On 2 November 1739, Ridley’s father died, and he succeeded him.

==Career==
Ridley was elected as Mayor of Newcastle in 1733. By 1739, the year of his father’s death, he was governor of the Newcastle-upon-Tyne Company of Merchant Adventurers and was also a coal magnate, the owner of a brewery and a glass-works, and a leader of the Newcastle business community. He was elected as mayor three more times, in 1745, 1751, and 1759.

In 1747 Ridley was first elected as one of the two members of parliament for the borough of Newcastle and was returned unopposed at all later elections. He had no Government contracts, offices, or honours, and was as independent in spirit as the other member for the borough, Walter Blackett, but was usually considered a government supporter. In November 1762, the Whig leader the Duke of Newcastle listed Ridley as ‘doubtful’, but on 10 May 1764 he marked him down as a ‘sure friend’, and on 2 March 1767 as a friend. In the Parliament of 1768, every recorded vote of Ridley’s was against the government. He retired from parliament undefeated in 1774 and was succeeded by his son Sir Matthew White Ridley, 2nd Baronet, who by a special remainder had already succeeded to the baronetcy of his mother’s brother and the Blagdon Hall estate.

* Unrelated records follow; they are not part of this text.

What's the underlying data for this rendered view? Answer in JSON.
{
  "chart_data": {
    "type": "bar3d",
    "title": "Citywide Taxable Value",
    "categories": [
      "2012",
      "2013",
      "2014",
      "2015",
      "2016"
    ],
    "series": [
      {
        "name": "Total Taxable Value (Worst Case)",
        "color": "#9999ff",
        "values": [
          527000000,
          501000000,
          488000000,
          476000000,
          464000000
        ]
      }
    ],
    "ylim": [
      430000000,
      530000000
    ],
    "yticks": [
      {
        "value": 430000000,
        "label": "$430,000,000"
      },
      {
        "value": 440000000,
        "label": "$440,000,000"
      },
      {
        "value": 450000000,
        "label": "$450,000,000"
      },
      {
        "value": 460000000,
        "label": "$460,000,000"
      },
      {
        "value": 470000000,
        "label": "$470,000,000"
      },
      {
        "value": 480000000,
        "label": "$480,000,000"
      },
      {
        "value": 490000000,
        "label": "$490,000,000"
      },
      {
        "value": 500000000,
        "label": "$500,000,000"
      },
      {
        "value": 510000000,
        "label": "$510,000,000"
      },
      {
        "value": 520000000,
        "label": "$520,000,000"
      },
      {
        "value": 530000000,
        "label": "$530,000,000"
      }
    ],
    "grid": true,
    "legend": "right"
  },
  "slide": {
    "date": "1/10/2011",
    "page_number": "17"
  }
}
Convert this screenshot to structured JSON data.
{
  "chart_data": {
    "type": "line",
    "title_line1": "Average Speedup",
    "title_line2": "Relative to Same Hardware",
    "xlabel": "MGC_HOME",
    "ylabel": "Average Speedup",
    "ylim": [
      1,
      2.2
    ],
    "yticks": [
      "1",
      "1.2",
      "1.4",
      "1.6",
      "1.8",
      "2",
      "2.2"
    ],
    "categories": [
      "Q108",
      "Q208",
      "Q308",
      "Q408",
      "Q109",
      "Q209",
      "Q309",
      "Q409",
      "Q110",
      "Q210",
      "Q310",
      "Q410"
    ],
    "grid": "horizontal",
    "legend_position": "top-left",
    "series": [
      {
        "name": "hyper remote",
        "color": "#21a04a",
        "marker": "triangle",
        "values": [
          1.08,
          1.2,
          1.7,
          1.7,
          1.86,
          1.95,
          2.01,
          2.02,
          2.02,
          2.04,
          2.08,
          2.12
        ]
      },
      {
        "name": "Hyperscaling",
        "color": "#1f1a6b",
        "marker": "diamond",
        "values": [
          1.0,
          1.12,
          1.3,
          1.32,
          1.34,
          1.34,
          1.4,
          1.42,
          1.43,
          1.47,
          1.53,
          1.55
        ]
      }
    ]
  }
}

Ridley became a Bencher of his Inn in 1749 and was Treasurer of Gray’s Inn in 1765.

A monument to Ridley was erected in 1787 in Newcastle Cathedral sculpted by John Bacon.

==Private life==
In 1735, Ridley married firstly, and secretly, Hannah, a daughter of Joseph Barnes of Newcastle, merchant, and they had one son. The marriage was declared clandestine and unlawful, so on 3 May 1736 it was repeated, but this time under the names of Matthew Roberts and Hannah Booth. However, Hannah died on 7 November 1741.

On 18 November 1742, Ridley married secondly Elizabeth, a daughter of Matthew White of Blagdon and a sister of Sir Matthew White, 1st Baronet. They had eight sons (two of whom died in childhood) and four daughters.

The only child of the first marriage, Nicholas Ridley, born in London on 5 July 1736, rose to the rank of major in a foot regiment, but did not inherit the estate at Heaton. Despite this he remained on friendly terms with the sons of Matthew Ridley’s second wife.